There are many paths that are in great condition and provide lovely walking along the wooded hillsides of Pilio. Generally the paths either pass through olive groves or fruit orchards, or they pass through the uncultivated beech forest that covers most of Pilio. However, it is advisable to ask about the condition of the paths before setting off, because some have become badly overgrown in places through disuse. Others, though, are well maintained, either by locals who need access to their olive groves and orchards, or by the villages who recognise that those paths are particularly scenic ones that visitors will want to walk along.

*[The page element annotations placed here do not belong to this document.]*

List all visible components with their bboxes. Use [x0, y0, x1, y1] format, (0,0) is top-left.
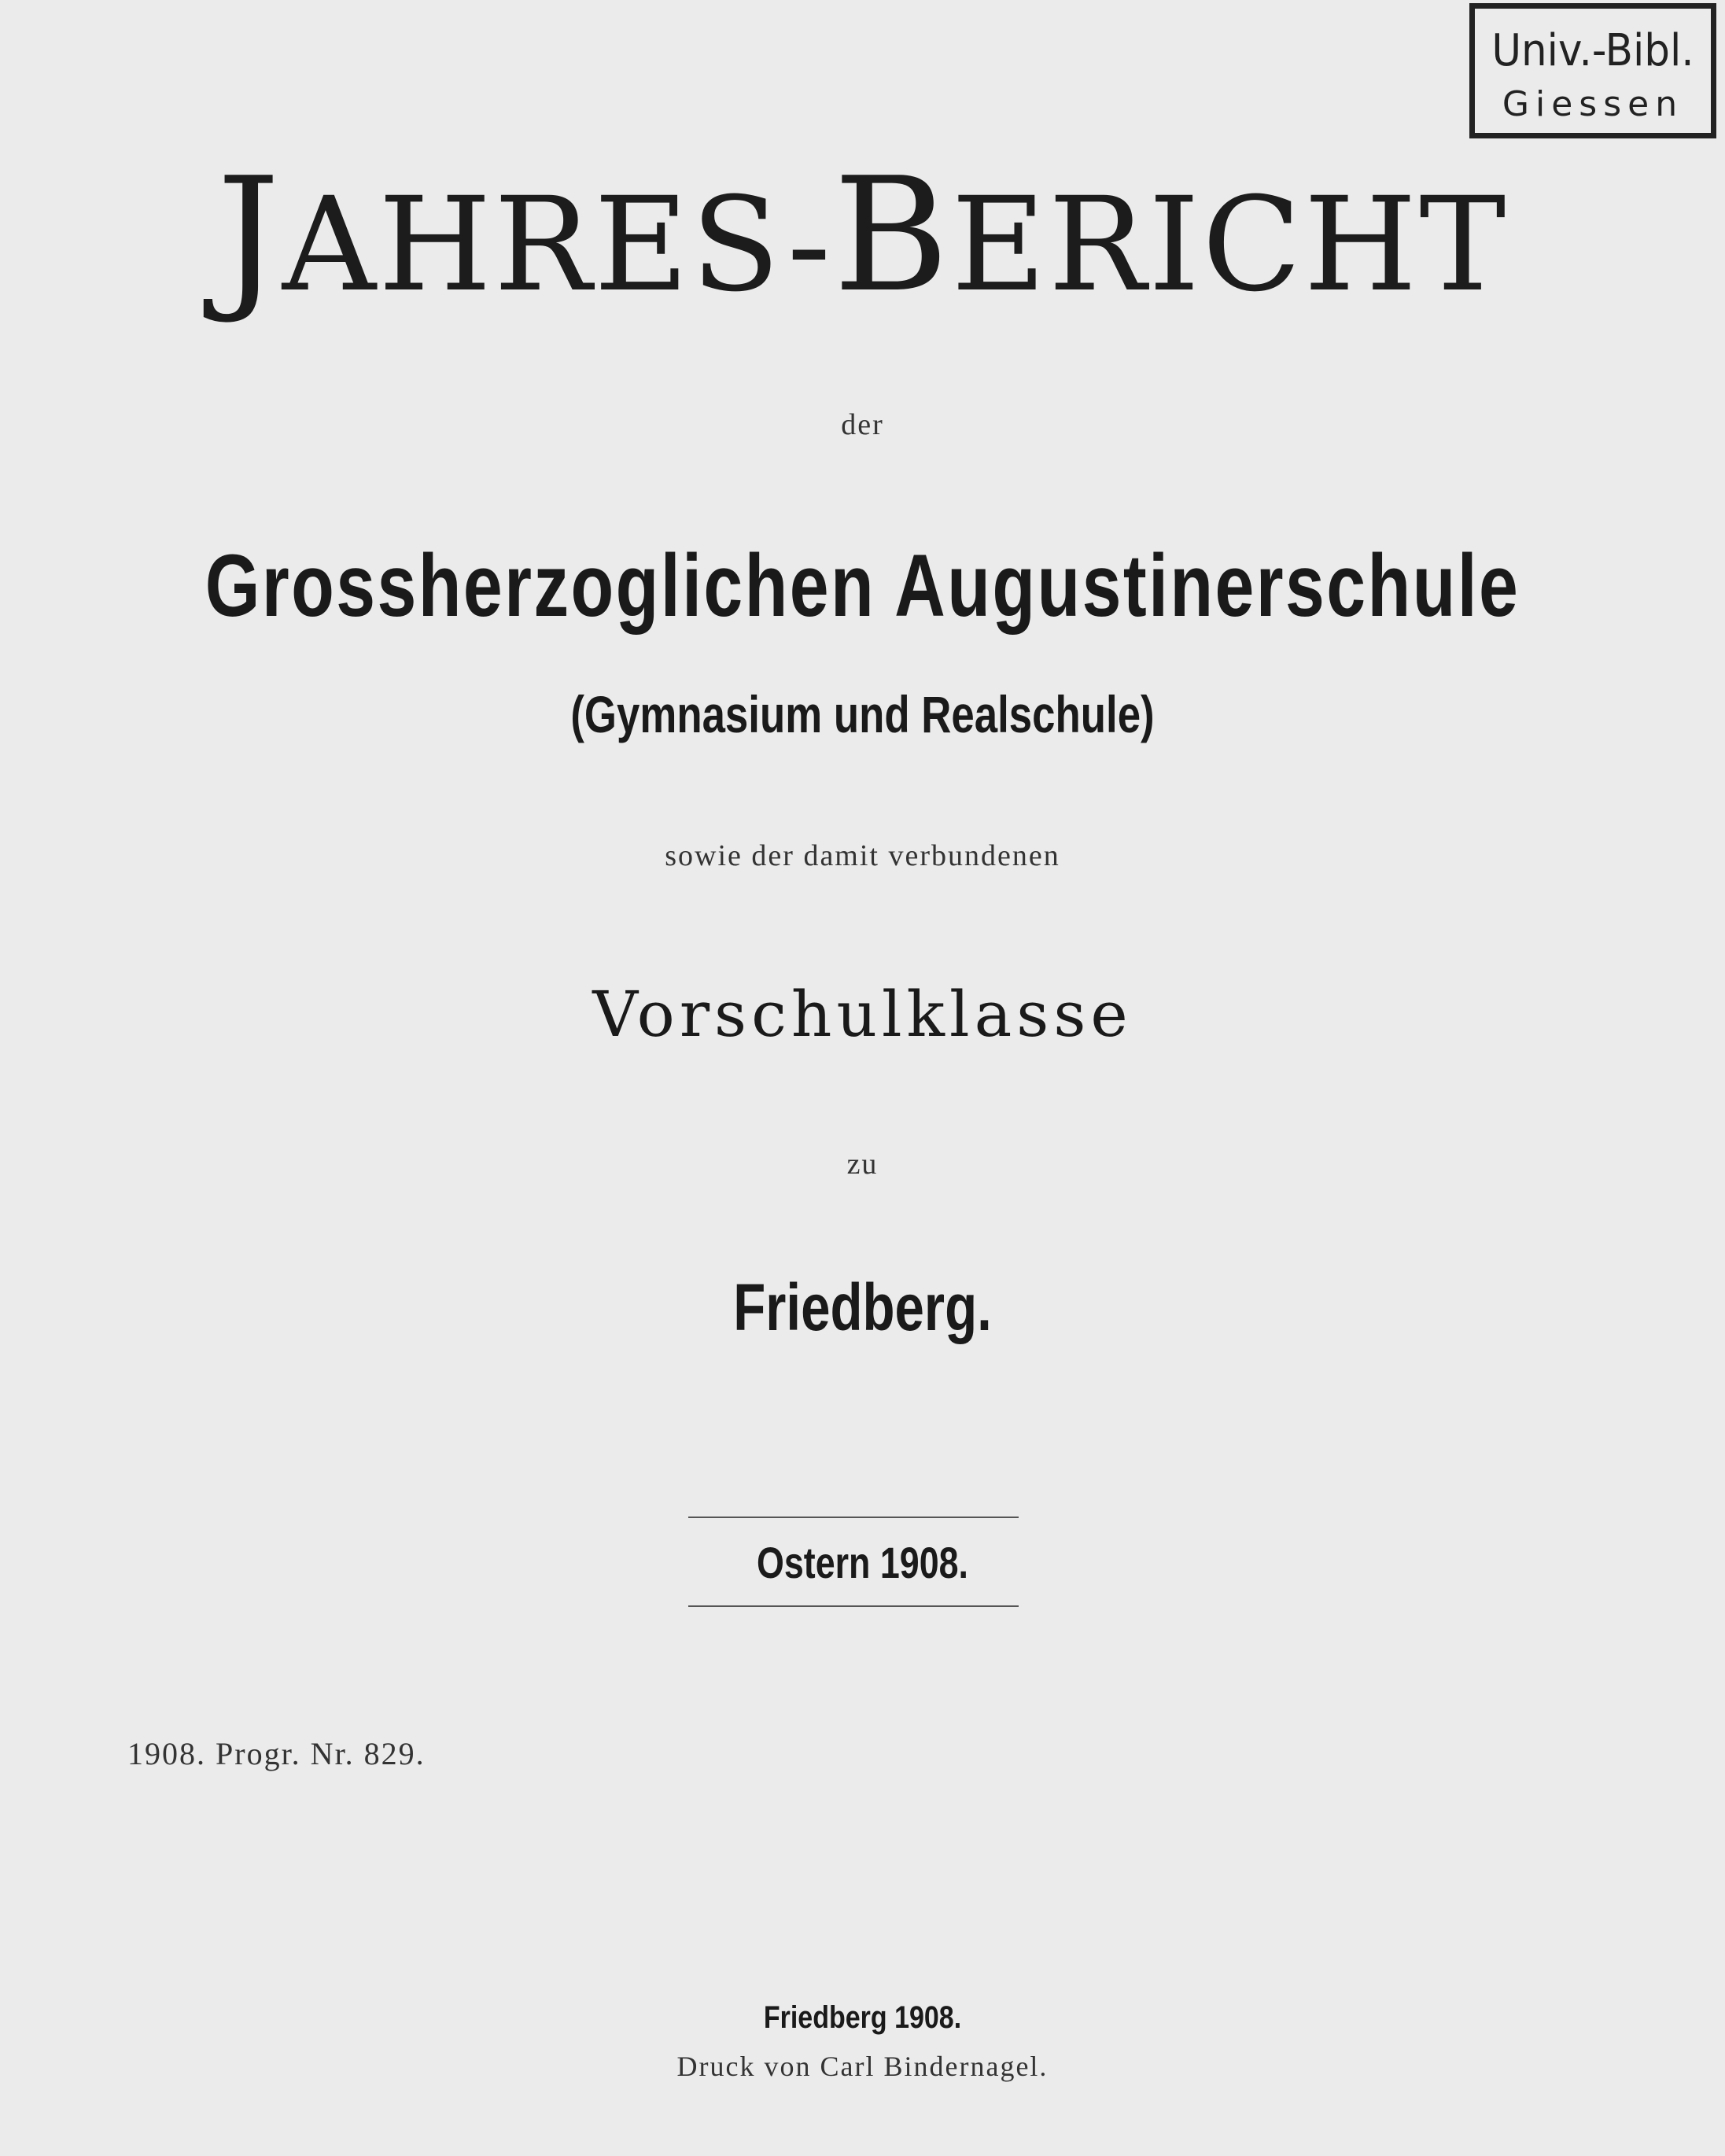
city-name: Friedberg. [733, 1270, 992, 1344]
school-type: (Gymnasium und Realschule) [570, 685, 1155, 743]
stamp-line-library: Univ.-Bibl. [1491, 25, 1694, 76]
divider-top [688, 1517, 1019, 1518]
title-rest-2: ERICHT [951, 169, 1509, 320]
connector-text: sowie der damit verbundenen [665, 839, 1060, 872]
document-title [0, 144, 1725, 330]
preposition-zu: zu [846, 1148, 879, 1181]
library-stamp [1469, 3, 1716, 138]
article-der: der [841, 408, 884, 441]
program-number: 1908. Progr. Nr. 829. [127, 1736, 426, 1771]
school-name: Grossherzoglichen Augustinerschule [205, 536, 1520, 635]
preschool-heading: Vorschulklasse [592, 978, 1133, 1051]
imprint-place-year: Friedberg 1908. [763, 2000, 962, 2035]
divider-bottom [688, 1605, 1019, 1607]
report-date: Ostern 1908. [757, 1538, 968, 1587]
printer-credit: Druck von Carl Bindernagel. [676, 2051, 1049, 2082]
title-initial-1: J [216, 144, 282, 327]
title-rest-1: AHRES- [282, 169, 834, 320]
stamp-line-city: Giessen [1502, 84, 1684, 124]
title-initial-2: B [833, 144, 952, 327]
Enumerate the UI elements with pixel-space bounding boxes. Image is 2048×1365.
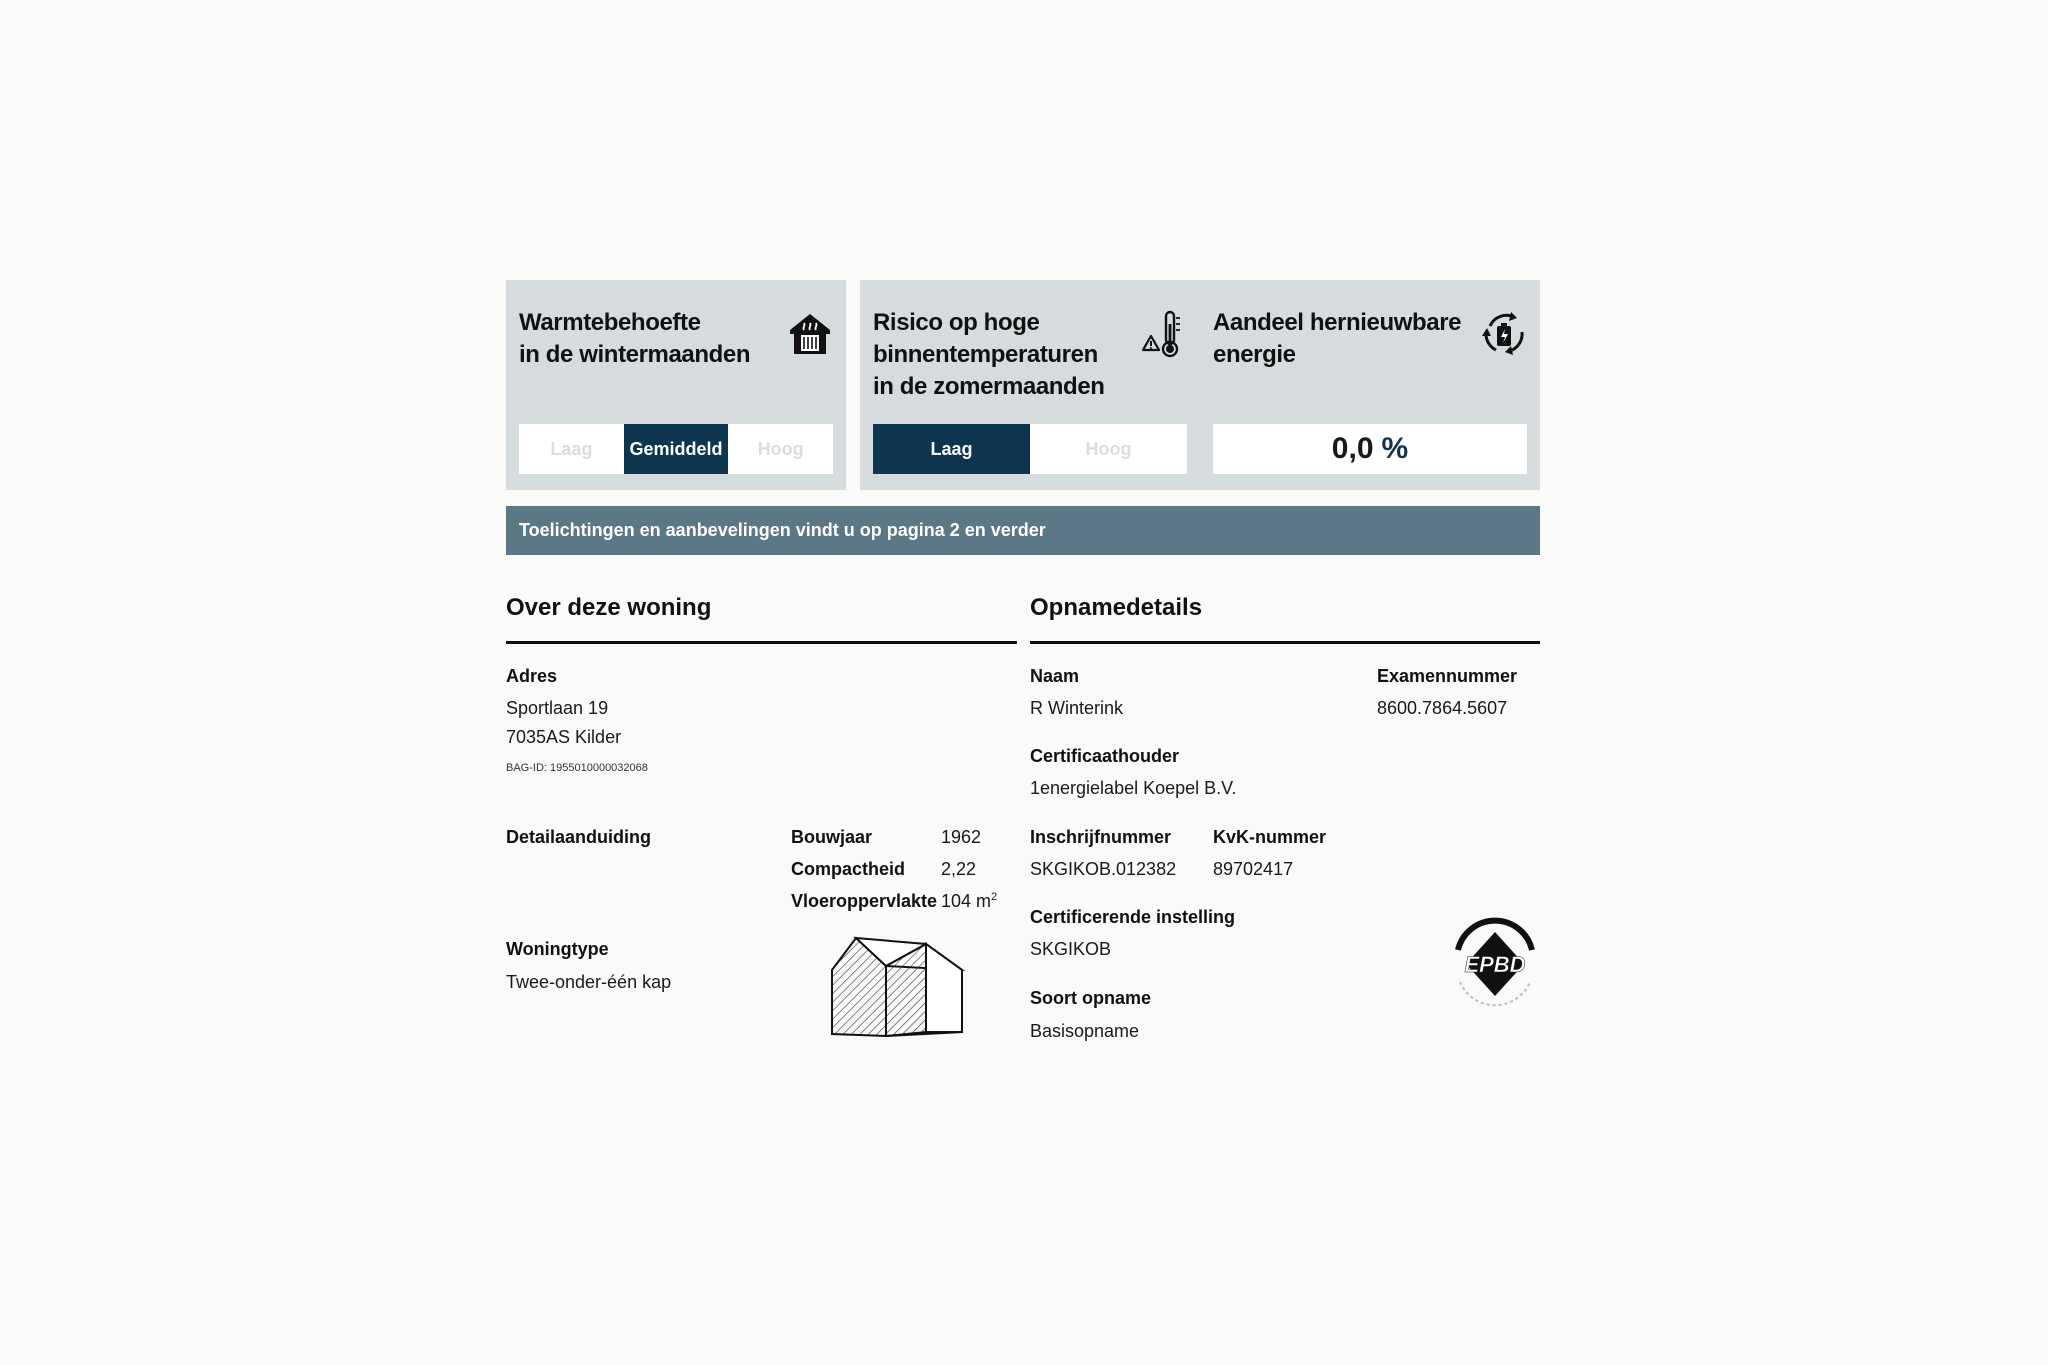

Advice: Bring stout walking shoes. They are much better for walking along the cobbled paths. And bring long trousers. Greek undergrowth can get a bit prickly, and you need the leg protection provided by long trousers.
Snakes? There really is no need to worry about snakes in Greece, but do bear in mind that there are snakes, and try to keep an eye on where you are treading. The small poisonous snake is known locally as the ohia. The small head is pointed at the front, and it has diamond markings running the length of its thin body (longer fatter snakes with no markings and a distinctly round front to their head are harmless). The snakes do not attack, and generally they will dash away before you get close to them. However, the occasional ohia does stubbornly decide not to move. I have never seen one behave aggressively, but if it insists on sticking to its bit of the path, you need to avoid treading on it. If you don't bother the snake, it won't bother you.
Getting to Pilio (Pelion)
Volos (the main town - small city - right next to Pilio) has an airport which is situated about 40 km to the west of the town near a place called Almyros. There are regular flights with a few budget airlines, including Ryan Air. Unfortunately, at the time of writing, if you want to fly with Ryan Air from the UK to Volos, you will have to go either via Frankfurt or Milan, and an overnight stay in one of those cities might be unavoidable.
An alternative is to fly to Thessaloniki, which is 220km north of Volos/Pilio. Easy Jet have regular (but not daily) flights from London to Thessaloniki. You can then get the regular (and cheap) airport bus to the main bus terminal in Thessaloniki, from which you can get an express coach to Volos (also relatively inexpensive and faster than the train).
The journey up from Athens (if you decided to arrive in Greece there first) is longer - about 322km. Again, most people travel by coach. If you come by train, you will have to catch the train from Athens to Thessaloniki, get off at Larissa, then catch the local train to make the one-hour journey to Volos.